Haus des Gebetes Medjugorje Skapulierbruderschaft25:22

Transcription

Liebe Freunde, jeder Mensch braucht innere Heilung und Befreiung. Der eine mehr, der andere weniger. Ich möchte jetzt etwas ganz Wichtiges dazu sagen über verletzte Emotionen, seelische Wunden und euer Unterbewusstsein, das so vielen echte Streiche spielt. Und Gott wird dir helfen, wenn du jetzt mitgehst. Und am Ende beten wir dann auch noch um Heilung.

Oft leugnen wir unsere eigenen Fehler und unsere Schuld und geben sie den anderen. Und doch wissen wir, dass etwas bei uns selber nicht stimmt. Halten wir uns nicht für unfehlbar. Das sind wir nicht. Zu einem Auskommen mit anderen zurückzufinden, das verlangt uns etwas ab. Verstecke dich auch nicht dahinter zu sagen, Krankheit, der Doktor hat gesagt, es handelt sich um eine Krankheit. Versteck dich nicht dahinter.

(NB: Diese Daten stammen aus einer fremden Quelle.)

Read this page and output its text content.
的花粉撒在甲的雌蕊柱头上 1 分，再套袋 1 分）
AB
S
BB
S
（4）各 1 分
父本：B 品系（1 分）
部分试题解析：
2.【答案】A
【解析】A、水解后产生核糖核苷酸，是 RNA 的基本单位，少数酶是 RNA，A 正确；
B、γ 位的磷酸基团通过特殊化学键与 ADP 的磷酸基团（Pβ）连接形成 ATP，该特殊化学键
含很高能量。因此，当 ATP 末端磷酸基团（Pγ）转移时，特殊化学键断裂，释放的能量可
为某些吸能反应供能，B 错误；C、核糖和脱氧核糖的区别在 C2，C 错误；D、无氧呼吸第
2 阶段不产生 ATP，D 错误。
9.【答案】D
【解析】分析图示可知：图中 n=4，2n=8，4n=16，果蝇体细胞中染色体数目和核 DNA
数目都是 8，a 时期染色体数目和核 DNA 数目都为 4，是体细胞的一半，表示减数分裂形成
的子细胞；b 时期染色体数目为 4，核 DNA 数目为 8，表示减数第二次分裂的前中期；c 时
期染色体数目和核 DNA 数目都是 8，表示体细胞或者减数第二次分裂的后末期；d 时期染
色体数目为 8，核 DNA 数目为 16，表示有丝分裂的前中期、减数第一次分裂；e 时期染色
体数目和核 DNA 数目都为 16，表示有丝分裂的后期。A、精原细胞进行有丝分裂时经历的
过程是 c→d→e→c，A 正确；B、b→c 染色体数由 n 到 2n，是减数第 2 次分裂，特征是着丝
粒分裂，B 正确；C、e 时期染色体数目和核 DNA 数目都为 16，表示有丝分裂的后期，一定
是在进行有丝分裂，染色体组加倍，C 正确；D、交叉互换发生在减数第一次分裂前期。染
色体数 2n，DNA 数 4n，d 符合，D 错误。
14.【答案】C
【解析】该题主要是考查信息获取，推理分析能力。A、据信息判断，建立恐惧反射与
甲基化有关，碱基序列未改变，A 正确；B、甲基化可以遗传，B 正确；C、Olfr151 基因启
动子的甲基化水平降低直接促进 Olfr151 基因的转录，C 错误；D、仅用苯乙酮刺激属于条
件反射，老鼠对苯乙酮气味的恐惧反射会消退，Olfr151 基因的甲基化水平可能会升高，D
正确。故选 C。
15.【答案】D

Sicherheit für das richtige Verstehen gibt uns nur die Einsicht der eigenen Fehler und das Bekenntnis hierzu und die Bereitschaft daran zu arbeiten. Guter Wille reicht nicht. Eine Person, die sich nicht bekennt, das heißt, entschuldigt für ihre Fehler und alles nur beim anderen, sie zeigt den Mangel an Einsicht und der Bereitschaft und sie isoliert sich selber immer mehr. Und so viele gehen auf diesen gefährlichen Weg und spornen andere noch dazu an, immer gefühlloser, blinder und egoistischer zu werden. Nur noch ertragen und irgendwie auskommen, nur noch so Zweck-äh-Gemeinschaft, ja, ohne echte Einheit.

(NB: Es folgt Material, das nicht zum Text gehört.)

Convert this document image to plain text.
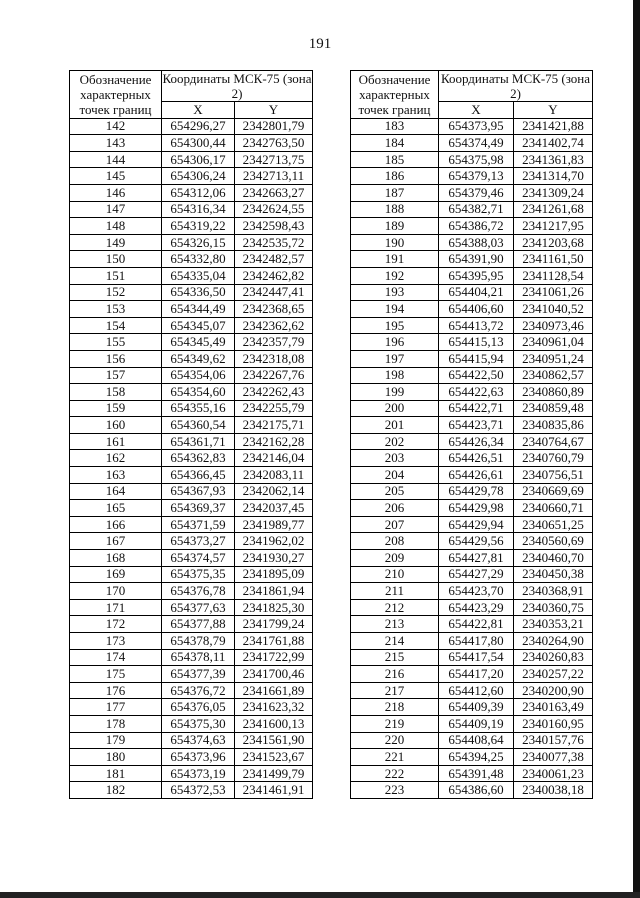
191
Обозначение характерных точек границ	Координаты МСК-75 (зона 2)	

	X	Y
142	654296,27	2342801,79
143	654300,44	2342763,50
144	654306,17	2342713,75
145	654306,24	2342713,11
146	654312,06	2342663,27
147	654316,34	2342624,55
148	654319,22	2342598,43
149	654326,15	2342535,72
150	654332,80	2342482,57
151	654335,04	2342462,82
152	654336,50	2342447,41
153	654344,49	2342368,65
154	654345,07	2342362,62
155	654345,49	2342357,79
156	654349,62	2342318,08
157	654354,06	2342267,76
158	654354,60	2342262,43
159	654355,16	2342255,79
160	654360,54	2342175,71
161	654361,71	2342162,28
162	654362,83	2342146,04
163	654366,45	2342083,11
164	654367,93	2342062,14
165	654369,37	2342037,45
166	654371,59	2341989,77
167	654373,27	2341962,02
168	654374,57	2341930,27
169	654375,35	2341895,09
170	654376,78	2341861,94
171	654377,63	2341825,30
172	654377,88	2341799,24
173	654378,79	2341761,88
174	654378,11	2341722,99
175	654377,39	2341700,46
176	654376,72	2341661,89
177	654376,05	2341623,32
178	654375,30	2341600,13
179	654374,63	2341561,90
180	654373,96	2341523,67
181	654373,19	2341499,79
182	654372,53	2341461,91
Обозначение характерных точек границ	Координаты МСК-75 (зона 2)	

	X	Y
183	654373,95	2341421,88
184	654374,49	2341402,74
185	654375,98	2341361,83
186	654379,13	2341314,70
187	654379,46	2341309,24
188	654382,71	2341261,68
189	654386,72	2341217,95
190	654388,03	2341203,68
191	654391,90	2341161,50
192	654395,95	2341128,54
193	654404,21	2341061,26
194	654406,60	2341040,52
195	654413,72	2340973,46
196	654415,13	2340961,04
197	654415,94	2340951,24
198	654422,50	2340862,57
199	654422,63	2340860,89
200	654422,71	2340859,48
201	654423,71	2340835,86
202	654426,34	2340764,67
203	654426,51	2340760,79
204	654426,61	2340756,51
205	654429,78	2340669,69
206	654429,98	2340660,71
207	654429,94	2340651,25
208	654429,56	2340560,69
209	654427,81	2340460,70
210	654427,29	2340450,38
211	654423,70	2340368,91
212	654423,29	2340360,75
213	654422,81	2340353,21
214	654417,80	2340264,90
215	654417,54	2340260,83
216	654417,20	2340257,22
217	654412,60	2340200,90
218	654409,39	2340163,49
219	654409,19	2340160,95
220	654408,64	2340157,76
221	654394,25	2340077,38
222	654391,48	2340061,23
223	654386,60	2340038,18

Liebe Freunde, das darf keine Option sein. Dialog miteinander, sprechen über Empfindungen, über das Innerste, sich Gedanken machen und auch austauschen über Reaktionen, über Probleme, die es gibt. Das ist notwendig im zwischenmenschlichen, im Miteinander. Ja, und so viel geschieht unbewusst, ja, dass man Dinge unbewusst tut, dass man Dinge, Verhaltensweisen, die man an den Tag legt, oft gar nicht nachvollziehen kann, also die aus dem Unterbewusstsein geschehen.

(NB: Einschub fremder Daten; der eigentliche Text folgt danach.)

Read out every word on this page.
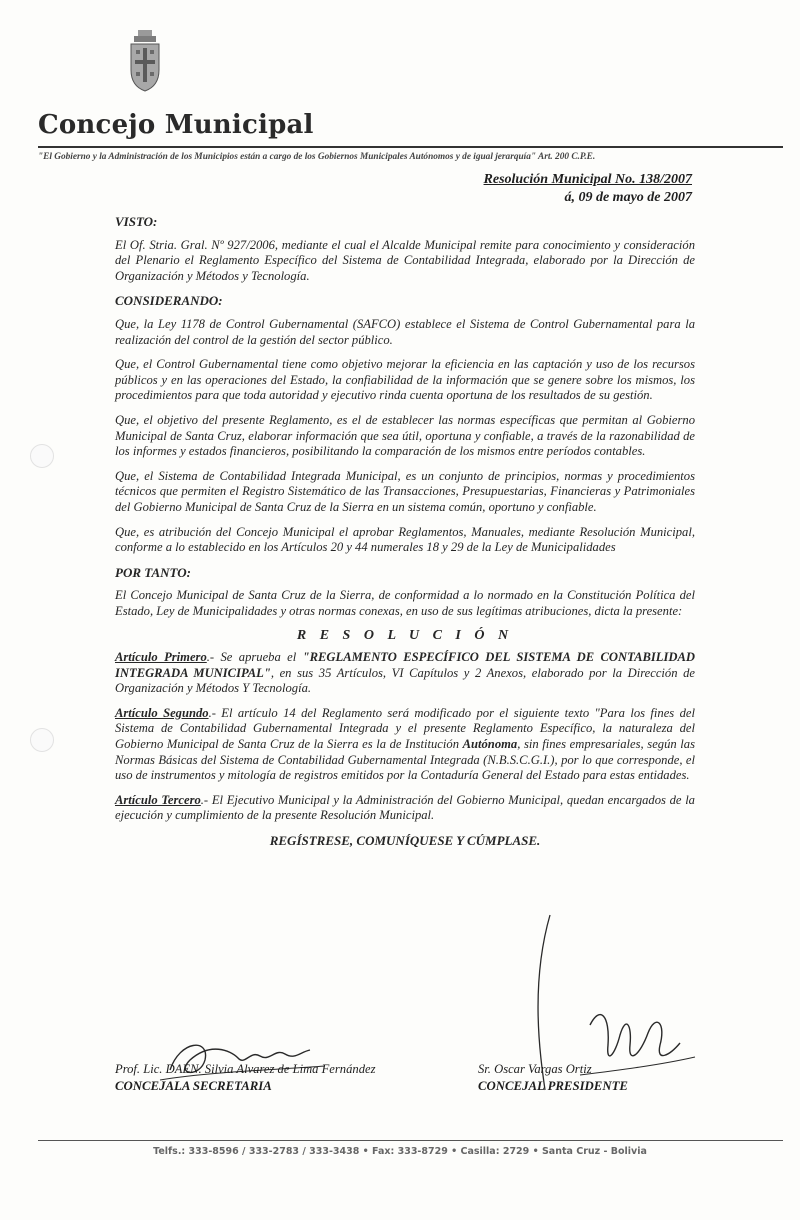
Concejo Municipal
"El Gobierno y la Administración de los Municipios están a cargo de los Gobiernos Municipales Autónomos y de igual jerarquía" Art. 200 C.P.E.
Resolución Municipal No. 138/2007
á, 09 de mayo de 2007
VISTO:

El Of. Stria. Gral. Nº 927/2006, mediante el cual el Alcalde Municipal remite para conocimiento y consideración del Plenario el Reglamento Específico del Sistema de Contabilidad Integrada, elaborado por la Dirección de Organización y Métodos y Tecnología.

CONSIDERANDO:

Que, la Ley 1178 de Control Gubernamental (SAFCO) establece el Sistema de Control Gubernamental para la realización del control de la gestión del sector público.

Que, el Control Gubernamental tiene como objetivo mejorar la eficiencia en las captación y uso de los recursos públicos y en las operaciones del Estado, la confiabilidad de la información que se genere sobre los mismos, los procedimientos para que toda autoridad y ejecutivo rinda cuenta oportuna de los resultados de su gestión.

Que, el objetivo del presente Reglamento, es el de establecer las normas específicas que permitan al Gobierno Municipal de Santa Cruz, elaborar información que sea útil, oportuna y confiable, a través de la razonabilidad de los informes y estados financieros, posibilitando la comparación de los mismos entre períodos contables.

Que, el Sistema de Contabilidad Integrada Municipal, es un conjunto de principios, normas y procedimientos técnicos que permiten el Registro Sistemático de las Transacciones, Presupuestarias, Financieras y Patrimoniales del Gobierno Municipal de Santa Cruz de la Sierra en un sistema común, oportuno y confiable.

Que, es atribución del Concejo Municipal el aprobar Reglamentos, Manuales, mediante Resolución Municipal, conforme a lo establecido en los Artículos 20 y 44 numerales 18 y 29 de la Ley de Municipalidades

POR TANTO:

El Concejo Municipal de Santa Cruz de la Sierra, de conformidad a lo normado en la Constitución Política del Estado, Ley de Municipalidades y otras normas conexas, en uso de sus legítimas atribuciones, dicta la presente:

R E S O L U C I Ó N

Artículo Primero.- Se aprueba el "REGLAMENTO ESPECÍFICO DEL SISTEMA DE CONTABILIDAD INTEGRADA MUNICIPAL", en sus 35 Artículos, VI Capítulos y 2 Anexos, elaborado por la Dirección de Organización y Métodos Y Tecnología.

Artículo Segundo.- El artículo 14 del Reglamento será modificado por el siguiente texto "Para los fines del Sistema de Contabilidad Gubernamental Integrada y el presente Reglamento Específico, la naturaleza del Gobierno Municipal de Santa Cruz de la Sierra es la de Institución Autónoma, sin fines empresariales, según las Normas Básicas del Sistema de Contabilidad Gubernamental Integrada (N.B.S.C.G.I.), por lo que corresponde, el uso de instrumentos y mitología de registros emitidos por la Contaduría General del Estado para estas entidades.

Artículo Tercero.- El Ejecutivo Municipal y la Administración del Gobierno Municipal, quedan encargados de la ejecución y cumplimiento de la presente Resolución Municipal.

REGÍSTRESE, COMUNÍQUESE Y CÚMPLASE.
Prof. Lic. DAEN. Silvia Alvarez de Lima Fernández
CONCEJALA SECRETARIA
Sr. Oscar Vargas Ortiz
CONCEJAL PRESIDENTE
Telfs.: 333-8596 / 333-2783 / 333-3438 • Fax: 333-8729 • Casilla: 2729 • Santa Cruz - Bolivia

Liebe Freunde, ihr müsst wissen, wir haben ein inneres Gebäude, ja, da sind Räume in uns. Da gibt es einen großen Saal sozusagen, das ist das Bewusstsein. Und dann gibt es verschiedene Räume in unserer Tiefe, ja. Und diese Räume, die, die Treppen, die dorthin führen, oder auch Aufzüge, die sind oft defekt. Die Aufzüge funktionieren nicht mehr, die Treppen sind zugekippt und die Beleuchtung geht auch nicht mehr, ja. Man vernachlässigt das, wie so manche Kellerräume, und das Ganze ist echt richtig gefährlich und da muss man dran arbeiten. Man muss Einsicht in sich, in diese tiefen Räume erlangen und man muss sie wieder einfach sichtbar machen, ja. Man kann nicht alles vorenthalten. Natürlich wird es immer Bereiche geben, die nicht alle oben in diesem Saal sein können. Es muss auch die Räume geben, aber wir müssen sozusagen wissen, was wir in diesen Räumen eigentlich aufbewahren. Du musst das anschauen, du musst das wissen, was habe ich in meinem Keller, was habe ich in welchem Raum, ja. Du musst die Treppen musst du freilegen, zugänglich machen, die Aufzüge reparieren, du musst gute Beleuchtung in diese Räume bringen.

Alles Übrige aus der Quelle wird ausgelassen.